On Wed, Sep 14, 2016 at 03:48:44PM -0400, Johannes Weiner wrote:
> From: Johannes Weiner <jwei...@fb.com>
> During cgroup2 rollout into production, we started encountering css
> refcount underflows and css access crashes in the memory controller.
> Splitting the heavily shared css reference counter into logical users
> narrowed the imbalance down to the cgroup2 socket memory accounting.
> The problem turns out to be the per-cpu charge cache. Cgroup1 had a
> separate socket counter, but the new cgroup2 socket accounting goes
> through the common charge path that uses a shared per-cpu cache for
> all memory that is being tracked. Those caches are safe against
> scheduling preemption, but not against interrupts - such as the newly
> added packet receive path.
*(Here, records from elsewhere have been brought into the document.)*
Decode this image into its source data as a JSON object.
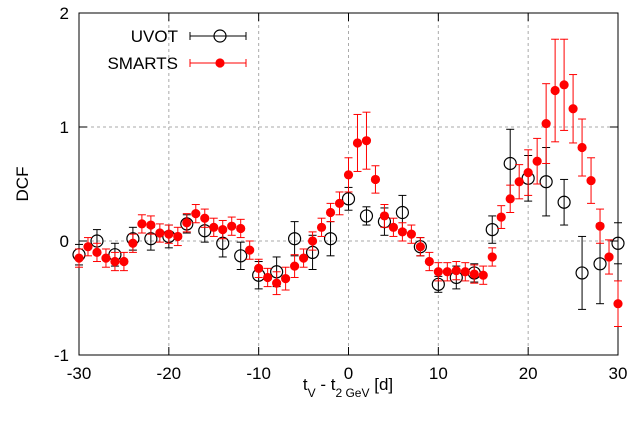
{
  "chart_data": {
    "type": "scatter",
    "x_label": [
      "t",
      "V",
      " - t",
      "2 GeV",
      " [d]"
    ],
    "y_label": "DCF",
    "xlim": [
      -30,
      30
    ],
    "xticks": [
      -30,
      -20,
      -10,
      0,
      10,
      20,
      30
    ],
    "ylim": [
      -1,
      2
    ],
    "yticks": [
      -1,
      0,
      1,
      2
    ],
    "grid": true,
    "legend": "top-left",
    "series": [
      {
        "name": "UVOT",
        "color": "#000000",
        "marker": "open-circle",
        "x": [
          -30,
          -28,
          -26,
          -24,
          -22,
          -20,
          -18,
          -16,
          -14,
          -12,
          -10,
          -8,
          -6,
          -4,
          -2,
          0,
          2,
          4,
          6,
          8,
          10,
          12,
          14,
          16,
          18,
          20,
          22,
          24,
          26,
          28,
          30
        ],
        "values": [
          -0.12,
          0.0,
          -0.12,
          0.02,
          0.02,
          0.04,
          0.15,
          0.09,
          -0.02,
          -0.13,
          -0.3,
          -0.27,
          0.02,
          -0.1,
          0.02,
          0.37,
          0.22,
          0.17,
          0.25,
          -0.05,
          -0.38,
          -0.32,
          -0.28,
          0.1,
          0.68,
          0.55,
          0.52,
          0.34,
          -0.28,
          -0.2,
          -0.02
        ],
        "errors": [
          0.09,
          0.1,
          0.1,
          0.1,
          0.1,
          0.1,
          0.08,
          0.1,
          0.12,
          0.12,
          0.12,
          0.13,
          0.15,
          0.15,
          0.15,
          0.1,
          0.08,
          0.12,
          0.15,
          0.08,
          0.07,
          0.1,
          0.08,
          0.12,
          0.3,
          0.2,
          0.3,
          0.2,
          0.32,
          0.35,
          0.18
        ]
      },
      {
        "name": "SMARTS",
        "color": "#ff0000",
        "marker": "filled-circle",
        "x": [
          -30,
          -29,
          -28,
          -27,
          -26,
          -25,
          -24,
          -23,
          -22,
          -21,
          -20,
          -19,
          -18,
          -17,
          -16,
          -15,
          -14,
          -13,
          -12,
          -11,
          -10,
          -9,
          -8,
          -7,
          -6,
          -5,
          -4,
          -3,
          -2,
          -1,
          0,
          1,
          2,
          3,
          4,
          5,
          6,
          7,
          8,
          9,
          10,
          11,
          12,
          13,
          14,
          15,
          16,
          17,
          18,
          19,
          20,
          21,
          22,
          23,
          24,
          25,
          26,
          27,
          28,
          29,
          30
        ],
        "values": [
          -0.15,
          -0.05,
          -0.1,
          -0.15,
          -0.18,
          -0.18,
          -0.02,
          0.15,
          0.14,
          0.07,
          0.06,
          0.04,
          0.16,
          0.24,
          0.2,
          0.12,
          0.1,
          0.13,
          0.11,
          -0.08,
          -0.24,
          -0.32,
          -0.37,
          -0.33,
          -0.22,
          -0.15,
          0.0,
          0.12,
          0.25,
          0.33,
          0.58,
          0.86,
          0.88,
          0.54,
          0.22,
          0.12,
          0.08,
          0.06,
          -0.05,
          -0.18,
          -0.27,
          -0.27,
          -0.26,
          -0.27,
          -0.29,
          -0.3,
          -0.14,
          0.21,
          0.37,
          0.52,
          0.6,
          0.7,
          1.03,
          1.32,
          1.37,
          1.16,
          0.82,
          0.53,
          0.13,
          -0.14,
          -0.55
        ],
        "errors": [
          0.08,
          0.08,
          0.08,
          0.08,
          0.08,
          0.08,
          0.08,
          0.08,
          0.08,
          0.08,
          0.08,
          0.08,
          0.08,
          0.08,
          0.08,
          0.08,
          0.08,
          0.08,
          0.08,
          0.08,
          0.08,
          0.08,
          0.1,
          0.1,
          0.1,
          0.08,
          0.08,
          0.08,
          0.08,
          0.1,
          0.15,
          0.25,
          0.25,
          0.12,
          0.1,
          0.08,
          0.08,
          0.08,
          0.08,
          0.08,
          0.08,
          0.08,
          0.08,
          0.08,
          0.08,
          0.08,
          0.08,
          0.1,
          0.12,
          0.15,
          0.2,
          0.2,
          0.35,
          0.45,
          0.4,
          0.3,
          0.25,
          0.2,
          0.15,
          0.15,
          0.2
        ]
      }
    ]
  }
}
When cache draining is interrupted by
> network RX taking pages out of the cache, the resuming drain operation
> will put references of in-use pages, thus causing the imbalance.
> Disable IRQs during all per-cpu charge cache operations.
> Fixes: f7e1cb6ec51b ("mm: memcontrol: account socket memory in unified
> hierarchy memory controller")
> Cc: <sta...@vger.kernel.org> # 4.5+
> Signed-off-by: Johannes Weiner <han...@cmpxchg.org>
Acked-by: Vladimir Davydov <vdavydov....@gmail.com>